Présidente de la commission, la caquiste MarieChantal Chassé a simplement déclaré que c’était son rôle de déposer les mémoires reçus à la commission.

L'Assemblée nationale donne... et retire une tribune à un groupe d'extrême droite

La commission des relations avec les citoyens a retiré jeudi, deux jours après l’avoir déposé, le mémoire d’un organisme suprémaciste blanc à l’occasion de l’étude détaillée du projet de loi visant à accroître la prospérité socio-économique du Québec et à répondre adéquatement aux besoins du marché du travail par une intégration réussie des personnes immigrantes. Tous partis politiques confondus, les 14 membres de la commission ont finalement décidé à l’unanimité de retirer le mémoire qui contenait des propos non parlementaires.

Déposé par la Fédération des Québécois de souche, un organisme fondé par l’ancien skinhead néonazi Maxime Fiset, le mémoire félicitait d’abord le gouvernement du Québec de s’être attaqué à la révision du système d’immigration. La Fédération y indiquait que le renouvellement des générations et la progression démographique du Québec devaient d’abord provenir d’un relèvement de la natalité et que l’immigration ne devrait avoir qu’un rôle d’appoint. 

Insistant aussi pour que les Québécois de souche demeurent majoritaires, la Fédération plaidait pour une réduction du nombre annuel d’immigrants permanents tout en privilégiant les immigrants provenant de peuples francophones d’Europe ou de la «diaspora canadienne-française ou acadienne», puis des autres peuples européens et des «communautés ayant des affinités culturelles avec le Québec comme les chrétiens d’Orient». La Fédération estimait aussi que dans le cas des arrivants provenant de peuples, de communautés et de groupes ayant des affinités ethniques ou culturelles étroites avec les Québécois, l’intégration devrait prendre la forme d’une assimilation complète. 

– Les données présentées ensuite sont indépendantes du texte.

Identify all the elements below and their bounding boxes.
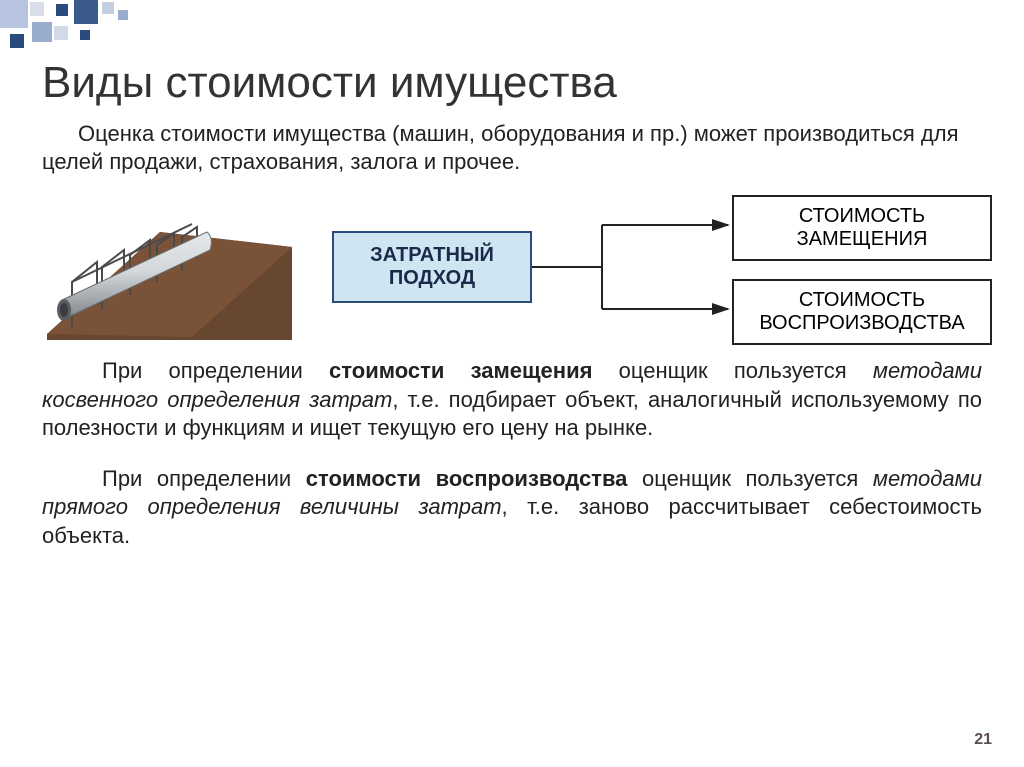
decor-square [80,30,90,40]
page-number: 21 [974,731,992,749]
p2-bold: стоимости воспроизводства [306,466,628,491]
decor-square [10,34,24,48]
p1-text2: оценщик пользуется [592,358,872,383]
intro-paragraph: Оценка стоимости имущества (машин, обору… [42,120,982,175]
decor-square [56,4,68,16]
decor-square [32,22,52,42]
approach-box: ЗАТРАТНЫЙ ПОДХОД [332,231,532,303]
paragraph-replacement: При определении стоимости замещения оцен… [42,357,982,443]
diagram: ЗАТРАТНЫЙ ПОДХОД СТОИМОСТЬ ЗАМЕЩЕНИЯ СТО… [42,187,982,347]
p2-text: При определении [102,466,306,491]
decor-square [74,0,98,24]
paragraph-reproduction: При определении стоимости воспроизводств… [42,465,982,551]
corner-decoration [0,0,200,60]
box-reproduction-cost: СТОИМОСТЬ ВОСПРОИЗВОДСТВА [732,279,992,345]
decor-square [30,2,44,16]
diagram-connectors [532,187,742,347]
p1-bold: стоимости замещения [329,358,592,383]
box-replacement-cost: СТОИМОСТЬ ЗАМЕЩЕНИЯ [732,195,992,261]
slide-body: Виды стоимости имущества Оценка стоимост… [0,0,1024,593]
decor-square [118,10,128,20]
p2-text2: оценщик пользуется [627,466,872,491]
slide-title: Виды стоимости имущества [42,58,982,108]
decor-square [0,0,28,28]
p1-text: При определении [102,358,329,383]
approach-box-label: ЗАТРАТНЫЙ ПОДХОД [334,244,530,290]
output-boxes: СТОИМОСТЬ ЗАМЕЩЕНИЯ СТОИМОСТЬ ВОСПРОИЗВО… [732,195,992,345]
decor-square [102,2,114,14]
pipeline-illustration [42,192,292,342]
decor-square [54,26,68,40]
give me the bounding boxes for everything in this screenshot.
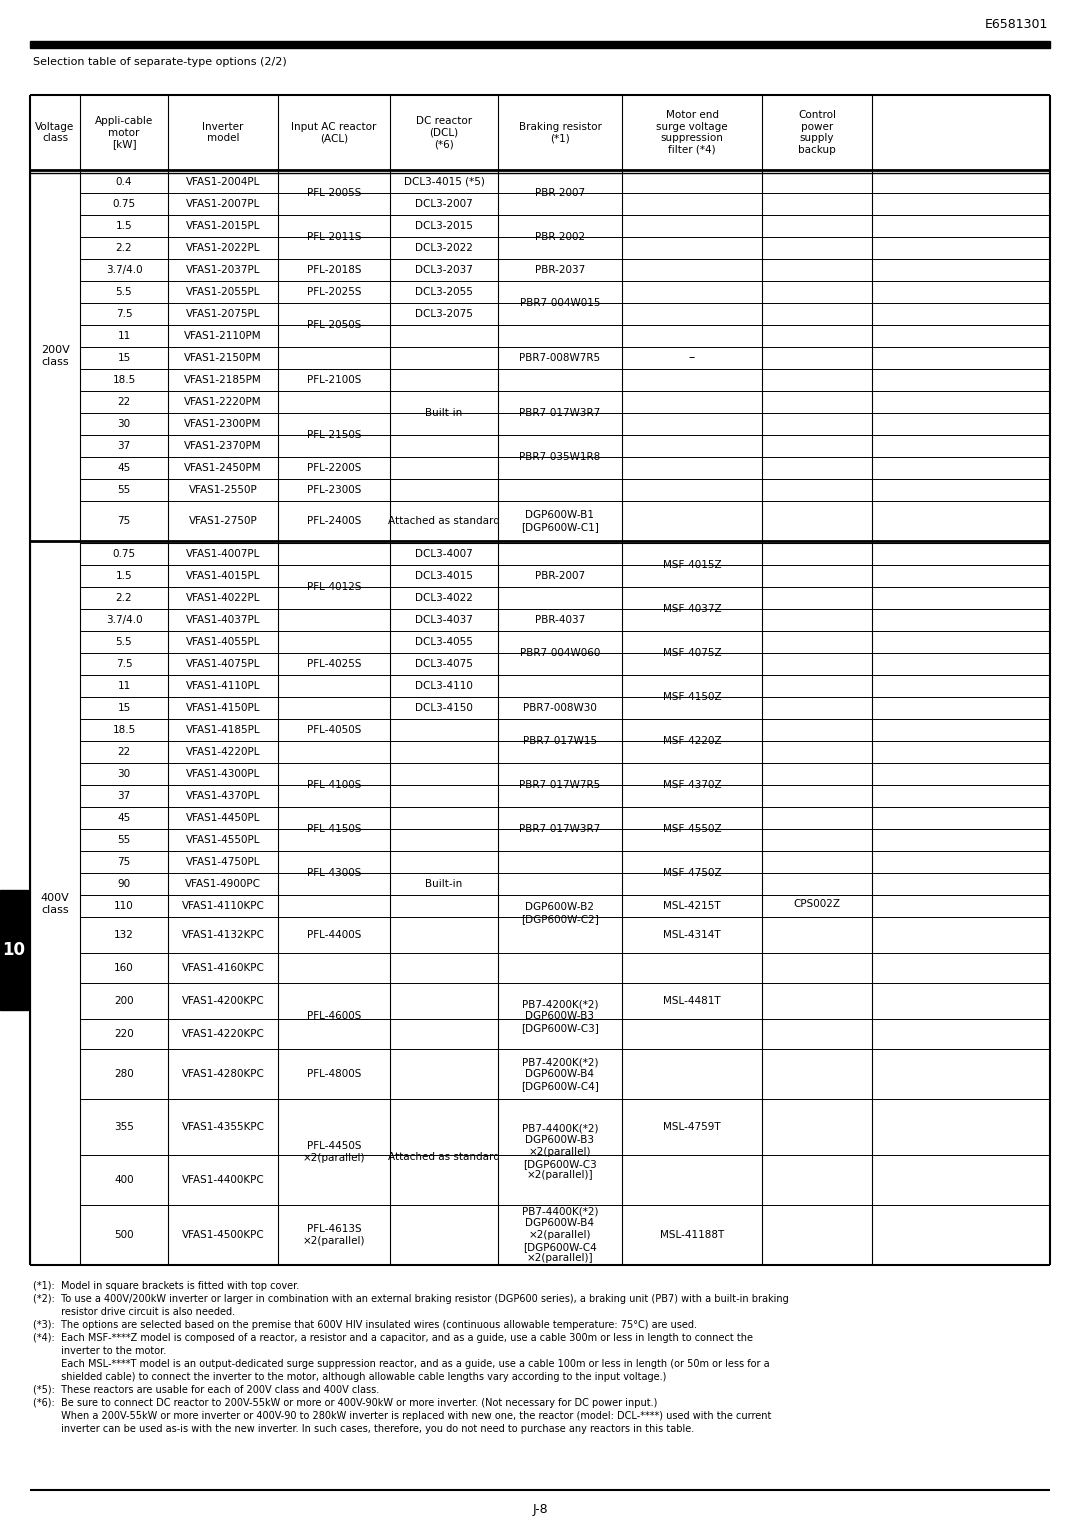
Text: MSF-4150Z: MSF-4150Z (663, 692, 721, 702)
Text: DCL3-4015 (*5): DCL3-4015 (*5) (404, 178, 485, 187)
Text: 37: 37 (118, 791, 131, 801)
Text: VFAS1-4750PL: VFAS1-4750PL (186, 856, 260, 867)
Text: MSF-4015Z: MSF-4015Z (663, 561, 721, 570)
Text: MSL-4481T: MSL-4481T (663, 996, 720, 1007)
Bar (0, 890, 28, 1010)
Text: MSF-4550Z: MSF-4550Z (663, 824, 721, 833)
Text: DGP600W-B1
[DGP600W-C1]: DGP600W-B1 [DGP600W-C1] (521, 510, 599, 532)
Text: –: – (689, 351, 696, 365)
Text: VFAS1-2055PL: VFAS1-2055PL (186, 286, 260, 297)
Text: VFAS1-4500KPC: VFAS1-4500KPC (181, 1230, 265, 1239)
Text: Built-in: Built-in (426, 408, 462, 418)
Text: VFAS1-2300PM: VFAS1-2300PM (185, 418, 261, 429)
Text: PBR7-017W15: PBR7-017W15 (523, 735, 597, 746)
Text: Braking resistor
(*1): Braking resistor (*1) (518, 121, 602, 144)
Text: PFL-2005S: PFL-2005S (307, 188, 361, 198)
Text: Appli-cable
motor
[kW]: Appli-cable motor [kW] (95, 116, 153, 149)
Text: VFAS1-4055PL: VFAS1-4055PL (186, 637, 260, 647)
Text: DCL3-4110: DCL3-4110 (415, 682, 473, 691)
Text: VFAS1-4185PL: VFAS1-4185PL (186, 725, 260, 735)
Text: inverter can be used as-is with the new inverter. In such cases, therefore, you : inverter can be used as-is with the new … (33, 1425, 694, 1434)
Text: VFAS1-4280KPC: VFAS1-4280KPC (181, 1069, 265, 1079)
Text: VFAS1-4075PL: VFAS1-4075PL (186, 659, 260, 669)
Text: PB7-4200K(*2)
DGP600W-B3
[DGP600W-C3]: PB7-4200K(*2) DGP600W-B3 [DGP600W-C3] (521, 999, 599, 1033)
Text: VFAS1-2750P: VFAS1-2750P (189, 516, 257, 525)
Text: 2.2: 2.2 (116, 244, 133, 253)
Text: 55: 55 (118, 486, 131, 495)
Text: (*6):  Be sure to connect DC reactor to 200V-55kW or more or 400V-90kW or more i: (*6): Be sure to connect DC reactor to 2… (33, 1399, 658, 1408)
Text: PFL-2400S: PFL-2400S (307, 516, 361, 525)
Text: 30: 30 (118, 769, 131, 778)
Text: PBR-4037: PBR-4037 (535, 614, 585, 625)
Text: MSL-4314T: MSL-4314T (663, 930, 720, 941)
Text: 400V
class: 400V class (41, 893, 69, 915)
Text: MSL-41188T: MSL-41188T (660, 1230, 724, 1239)
Text: DCL3-2055: DCL3-2055 (415, 286, 473, 297)
Text: PBR7-035W1R8: PBR7-035W1R8 (519, 452, 600, 463)
Text: 132: 132 (114, 930, 134, 941)
Text: (*4):  Each MSF-****Z model is composed of a reactor, a resistor and a capacitor: (*4): Each MSF-****Z model is composed o… (33, 1333, 753, 1344)
Text: MSF-4220Z: MSF-4220Z (663, 735, 721, 746)
Text: PBR7-008W30: PBR7-008W30 (523, 703, 597, 712)
Text: resistor drive circuit is also needed.: resistor drive circuit is also needed. (33, 1307, 235, 1318)
Text: PFL-4800S: PFL-4800S (307, 1069, 361, 1079)
Text: DCL3-4022: DCL3-4022 (415, 593, 473, 604)
Text: VFAS1-4900PC: VFAS1-4900PC (185, 879, 261, 889)
Text: VFAS1-4220PL: VFAS1-4220PL (186, 748, 260, 757)
Text: VFAS1-4132KPC: VFAS1-4132KPC (181, 930, 265, 941)
Text: J-8: J-8 (532, 1503, 548, 1517)
Text: Built-in: Built-in (426, 879, 462, 889)
Text: VFAS1-4200KPC: VFAS1-4200KPC (181, 996, 265, 1007)
Text: MSF-4370Z: MSF-4370Z (663, 780, 721, 791)
Text: PBR7-004W060: PBR7-004W060 (519, 648, 600, 659)
Text: (*1):  Model in square brackets is fitted with top cover.: (*1): Model in square brackets is fitted… (33, 1281, 299, 1291)
Text: PFL-4012S: PFL-4012S (307, 582, 361, 591)
Text: 5.5: 5.5 (116, 637, 133, 647)
Text: PBR7-004W015: PBR7-004W015 (519, 299, 600, 308)
Text: 7.5: 7.5 (116, 659, 133, 669)
Text: VFAS1-4022PL: VFAS1-4022PL (186, 593, 260, 604)
Text: DGP600W-B2
[DGP600W-C2]: DGP600W-B2 [DGP600W-C2] (521, 902, 599, 924)
Text: Selection table of separate-type options (2/2): Selection table of separate-type options… (33, 57, 287, 67)
Text: 7.5: 7.5 (116, 309, 133, 319)
Text: MSL-4215T: MSL-4215T (663, 901, 720, 912)
Text: VFAS1-4220KPC: VFAS1-4220KPC (181, 1030, 265, 1039)
Text: 1.5: 1.5 (116, 221, 133, 231)
Text: 1.5: 1.5 (116, 571, 133, 581)
Text: (*2):  To use a 400V/200kW inverter or larger in combination with an external br: (*2): To use a 400V/200kW inverter or la… (33, 1295, 788, 1304)
Text: PFL-4150S: PFL-4150S (307, 824, 361, 833)
Text: PFL-2011S: PFL-2011S (307, 231, 361, 242)
Text: Each MSL-****T model is an output-dedicated surge suppression reactor, and as a : Each MSL-****T model is an output-dedica… (33, 1359, 770, 1370)
Text: VFAS1-2022PL: VFAS1-2022PL (186, 244, 260, 253)
Text: MSF-4037Z: MSF-4037Z (663, 604, 721, 614)
Text: PFL-2100S: PFL-2100S (307, 375, 361, 385)
Text: PFL-2200S: PFL-2200S (307, 463, 361, 473)
Text: 18.5: 18.5 (112, 375, 136, 385)
Text: VFAS1-4150PL: VFAS1-4150PL (186, 703, 260, 712)
Text: shielded cable) to connect the inverter to the motor, although allowable cable l: shielded cable) to connect the inverter … (33, 1373, 666, 1382)
Text: PFL-2018S: PFL-2018S (307, 265, 361, 276)
Text: 75: 75 (118, 516, 131, 525)
Text: 90: 90 (118, 879, 131, 889)
Text: Motor end
surge voltage
suppression
filter (*4): Motor end surge voltage suppression filt… (657, 110, 728, 155)
Text: DCL3-2037: DCL3-2037 (415, 265, 473, 276)
Text: PFL-4025S: PFL-4025S (307, 659, 361, 669)
Text: PFL-2150S: PFL-2150S (307, 430, 361, 440)
Text: 18.5: 18.5 (112, 725, 136, 735)
Text: PB7-4200K(*2)
DGP600W-B4
[DGP600W-C4]: PB7-4200K(*2) DGP600W-B4 [DGP600W-C4] (521, 1057, 599, 1091)
Text: VFAS1-2220PM: VFAS1-2220PM (185, 397, 261, 408)
Text: PBR-2037: PBR-2037 (535, 265, 585, 276)
Text: Attached as standard: Attached as standard (388, 516, 500, 525)
Text: (*3):  The options are selected based on the premise that 600V HIV insulated wir: (*3): The options are selected based on … (33, 1321, 697, 1330)
Text: VFAS1-2370PM: VFAS1-2370PM (185, 441, 261, 450)
Text: 30: 30 (118, 418, 131, 429)
Text: VFAS1-4370PL: VFAS1-4370PL (186, 791, 260, 801)
Text: 45: 45 (118, 463, 131, 473)
Text: 0.75: 0.75 (112, 199, 136, 208)
Text: Input AC reactor
(ACL): Input AC reactor (ACL) (292, 121, 377, 144)
Text: E6581301: E6581301 (985, 18, 1048, 32)
Text: DCL3-4150: DCL3-4150 (415, 703, 473, 712)
Text: PBR-2002: PBR-2002 (535, 231, 585, 242)
Text: VFAS1-2550P: VFAS1-2550P (189, 486, 257, 495)
Text: PBR7-017W3R7: PBR7-017W3R7 (519, 824, 600, 833)
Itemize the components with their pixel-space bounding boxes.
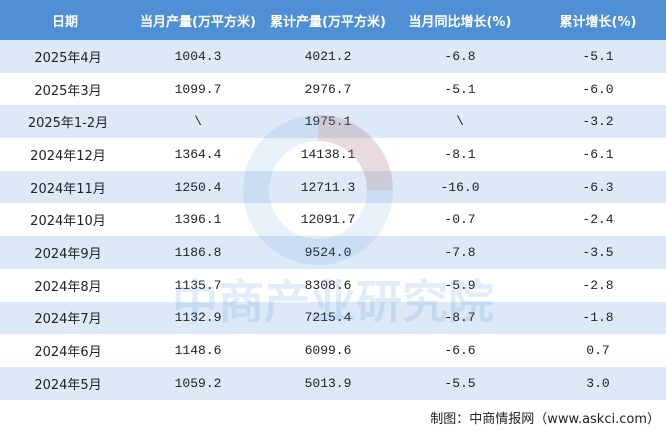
header-cell: 累计产量(万平方米) <box>270 14 386 30</box>
table-row: 2025年3月 1099.7 2976.7 -5.1 -6.0 <box>0 73 666 106</box>
table-cell: 12091.7 <box>300 212 356 228</box>
table-cell: -5.9 <box>444 277 476 293</box>
table-cell: 2024年7月 <box>34 312 102 328</box>
table-cell: \ <box>456 114 464 130</box>
table-row: 2024年11月 1250.4 12711.3 -16.0 -6.3 <box>0 170 666 204</box>
table-cell: -5.1 <box>444 81 476 97</box>
table-cell: -3.5 <box>582 245 614 261</box>
header-cell: 累计增长(%) <box>559 14 637 30</box>
header-cell: 当月产量(万平方米) <box>140 14 256 30</box>
table-cell: 7215.4 <box>304 310 352 326</box>
table-cell: 2024年5月 <box>34 377 102 393</box>
table-row: 2024年10月 1396.1 12091.7 -0.7 -2.4 <box>0 204 666 237</box>
table-row: 2024年8月 1135.7 8308.6 -5.9 -2.8 <box>0 269 666 302</box>
table-cell: 1132.9 <box>174 310 222 326</box>
table-cell: 2025年1-2月 <box>27 116 109 132</box>
table-cell: -2.8 <box>582 277 614 293</box>
header-cell: 日期 <box>52 14 79 30</box>
table-cell: 14138.1 <box>300 146 356 162</box>
table-cell: 1250.4 <box>174 179 222 195</box>
table-cell: -7.8 <box>444 245 476 261</box>
table-cell: 0.7 <box>586 343 610 359</box>
table-cell: -3.2 <box>582 114 614 130</box>
table-row: 2024年6月 1148.6 6099.6 -6.6 0.7 <box>0 334 666 367</box>
table-cell: 2024年12月 <box>30 148 106 164</box>
table-cell: 1364.4 <box>174 146 222 162</box>
table-cell: -16.0 <box>440 179 480 195</box>
table-cell: 2024年9月 <box>34 247 102 263</box>
table-cell: 2024年10月 <box>30 214 106 230</box>
table-cell: 2025年4月 <box>34 50 102 66</box>
table-cell: -8.1 <box>444 146 476 162</box>
table-cell: -6.6 <box>444 343 476 359</box>
table-cell: 1975.1 <box>304 114 352 130</box>
table-cell: 3.0 <box>586 375 610 391</box>
table-cell: -2.4 <box>582 212 614 228</box>
table-cell: 12711.3 <box>300 179 356 195</box>
table-cell: -6.1 <box>582 146 614 162</box>
table-cell: 1186.8 <box>174 245 222 261</box>
table-cell: 4021.2 <box>304 48 352 64</box>
table-row: 2024年5月 1059.2 5013.9 -5.5 3.0 <box>0 367 666 400</box>
table-cell: 5013.9 <box>304 375 352 391</box>
table-cell: 1004.3 <box>174 48 222 64</box>
table-cell: 1135.7 <box>174 277 222 293</box>
header-cell: 当月同比增长(%) <box>408 14 512 30</box>
table-row: 2025年1-2月 \ 1975.1 \ -3.2 <box>0 105 666 139</box>
table-row: 2024年12月 1364.4 14138.1 -8.1 -6.1 <box>0 138 666 171</box>
table-cell: 2024年11月 <box>30 181 106 197</box>
table-cell: 1148.6 <box>174 343 222 359</box>
table-cell: 1099.7 <box>174 81 222 97</box>
footer-credit: 制图：中商情报网（www.askci.com） <box>430 412 660 427</box>
table-cell: -6.0 <box>582 81 614 97</box>
table-cell: 1396.1 <box>174 212 222 228</box>
table-cell: 8308.6 <box>304 277 352 293</box>
table-cell: 2976.7 <box>304 81 352 97</box>
table-row: 2025年4月 1004.3 4021.2 -6.8 -5.1 <box>0 40 666 73</box>
table-cell: \ <box>194 114 202 130</box>
table-cell: -5.1 <box>582 48 614 64</box>
table-cell: -8.7 <box>444 310 476 326</box>
table-cell: -5.5 <box>444 375 476 391</box>
table-cell: -6.8 <box>444 48 476 64</box>
table-cell: 2024年6月 <box>34 345 102 361</box>
table-cell: -1.8 <box>582 310 614 326</box>
table-cell: 1059.2 <box>174 375 222 391</box>
table-cell: 2025年3月 <box>34 83 102 99</box>
table-row: 2024年9月 1186.8 9524.0 -7.8 -3.5 <box>0 236 666 269</box>
table-cell: 6099.6 <box>304 343 352 359</box>
table-cell: 2024年8月 <box>34 279 102 295</box>
header-row: 日期 当月产量(万平方米) 累计产量(万平方米) 当月同比增长(%) 累计增长(%) <box>0 0 666 40</box>
table-cell: -0.7 <box>444 212 476 228</box>
table-cell: -6.3 <box>582 179 614 195</box>
table-row: 2024年7月 1132.9 7215.4 -8.7 -1.8 <box>0 301 666 335</box>
table-cell: 9524.0 <box>304 245 352 261</box>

À LIRE AUSSI: «Un gros coup de pub»

«La pratique veut que la présidence de la commission dépose les mémoires d’organismes ou de personnes qui n’ont pas été entendus ou n’ont pas été invités par la commission à participer à la consultation publique. Dans ce cas-ci, la présidence a déposé le mémoire, mais certains membres ont fait remarquer qu’il pouvait contenir des propos non parlementaires. D’un commun accord, les 14 membres de la commission ont confirmé à l’unanimité le retrait du mémoire», a expliqué Maxime Perreault, coordonnateur à la procédure parlementaire aux commissions, en fin d’après-midi jeudi.

Réactions

L’apparition du mémoire sur la page de la commission des relations avec les citoyens avait fait sursauter Maxime Fiset, maintenant repenti et qui travaille au Centre de prévention de la radicalisation menant à la violence. M. Fiset s’était dit extrêmement surpris de voir un rapport de l’organisation qu’il a fondée en 2007 sur le site de l’Assemblée nationale. Toute la journée, les politiciens des différents partis avaient d’ailleurs dû répondre aux questions des journalistes à l’Assemblée nationale.

Présidente de la commission, la caquiste MarieChantal Chassé avait simplement déclaré que c’était son rôle de déposer les mémoires reçus à la commission. Les autres députés avaient d’ailleurs refusé de lui lancer la pierre. Son collègue Simon Jolin-Barrette avait aussi argué que c’était la responsabilité de Mme Chassé de déposer le mémoire. «Tous les citoyens ont le droit de s’exprimer et d’interpeler les différents parlementaires», avait-il affirmé. «Je ne suis pas là pour qualifier la nature du contenu du mémoire», avait-il ajouté en point de presse.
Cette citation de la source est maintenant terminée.